At another campaign event in Florida, in Jacksonville, Trump pointed out a group of families, known as Gold Star families, who have lost loved ones in war, calling them "incredible people." He didn't mention the spat with the Khans.
Trump's always unruly campaign has been mired in disorder in recent days. On Monday, Trump fired Ed Brookover, a senior adviser hired as a liaison between the campaign and the RNC.
Ryan, who is favoured to win next week in his race against primary challenger Paul Nehlen, appeared to be trying to ignore the snub from Trump. An aide to the speaker said he would not have time to meet Trump later this week, when Trump is expected to be campaigning in Wisconsin, Ryan's home state.
The aide did not indicate whether anyone had requested a get-together of Trump and Ryan, but when asked whether they might meet to patch things up, the aide told Reuters, "The speaker has a full schedule – can’t back out of previous commitments in the (congressional) district.”
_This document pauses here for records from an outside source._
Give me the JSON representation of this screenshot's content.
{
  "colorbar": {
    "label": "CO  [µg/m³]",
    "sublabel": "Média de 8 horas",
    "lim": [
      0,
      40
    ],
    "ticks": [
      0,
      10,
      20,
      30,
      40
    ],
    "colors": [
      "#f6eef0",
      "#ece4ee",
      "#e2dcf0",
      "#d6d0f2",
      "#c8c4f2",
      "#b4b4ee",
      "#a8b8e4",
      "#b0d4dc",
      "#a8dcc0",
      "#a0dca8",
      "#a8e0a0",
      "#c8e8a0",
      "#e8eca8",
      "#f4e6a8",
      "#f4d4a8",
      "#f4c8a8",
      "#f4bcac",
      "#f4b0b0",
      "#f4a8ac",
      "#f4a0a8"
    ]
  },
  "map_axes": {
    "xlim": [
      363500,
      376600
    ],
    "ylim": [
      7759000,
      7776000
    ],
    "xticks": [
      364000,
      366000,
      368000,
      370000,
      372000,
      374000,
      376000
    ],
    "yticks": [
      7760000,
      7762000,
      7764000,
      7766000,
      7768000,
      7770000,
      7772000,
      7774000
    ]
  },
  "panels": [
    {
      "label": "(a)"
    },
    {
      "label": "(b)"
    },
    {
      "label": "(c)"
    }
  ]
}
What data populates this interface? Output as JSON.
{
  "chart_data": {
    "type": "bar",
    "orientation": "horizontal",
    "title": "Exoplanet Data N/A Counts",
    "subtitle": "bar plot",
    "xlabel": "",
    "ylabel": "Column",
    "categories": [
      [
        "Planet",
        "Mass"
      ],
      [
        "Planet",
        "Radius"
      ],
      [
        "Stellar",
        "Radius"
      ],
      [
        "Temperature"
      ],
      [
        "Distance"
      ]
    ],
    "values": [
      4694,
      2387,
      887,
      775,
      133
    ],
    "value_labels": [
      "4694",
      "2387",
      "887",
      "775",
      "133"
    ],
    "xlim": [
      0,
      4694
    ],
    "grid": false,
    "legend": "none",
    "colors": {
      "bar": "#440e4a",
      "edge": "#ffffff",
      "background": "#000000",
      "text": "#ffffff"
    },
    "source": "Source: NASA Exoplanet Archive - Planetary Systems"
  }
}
A Republican congressional aide said there was deep frustration on Capitol Hill that Trump keeps engaging in "petty spats." The aide said congressional offices that support Trump got two sets of talking points on Monday from the campaign about the Khan situation but have not heard anything from the campaign about Trump's Ryan comments.
The dissent over the Trump campaign also took other turns.
Late on Tuesday, Meg Whitman, a prominent Republican fundraiser and chief executive of Hewlett Packard Enterprise <HPE.N>, endorsed Clinton's White House bid, calling Trump an "authoritarian character" and a threat to democracy.
In better news for Trump, his campaign and the RNC jointly raised $80 million (£60 million) for his White House bid in July, the campaign said on Wednesday. That was less than the $90 million Clinton raised along with the national Democratic Party the same month, but it was a substantial bump from past months.
A former reality TV star, Trump has won support particularly from white blue-collar workers who feel neglected by the political establishment. Along with his proposed ban on Muslims, his plans have included building a wall along the Mexican border to keep out illegal immigrants and renegotiating trade agreements.
Opinion polls have shown Clinton benefiting from a boost after her party's convention last week. The RealClearPolitics average of recent national polls put her 4.5 percentage points ahead of Trump, at 46.5 percent to 42 percent.
The Detroit Economic Club, where candidates usually appear to give major economic addresses, said Trump would speak at the club on Monday.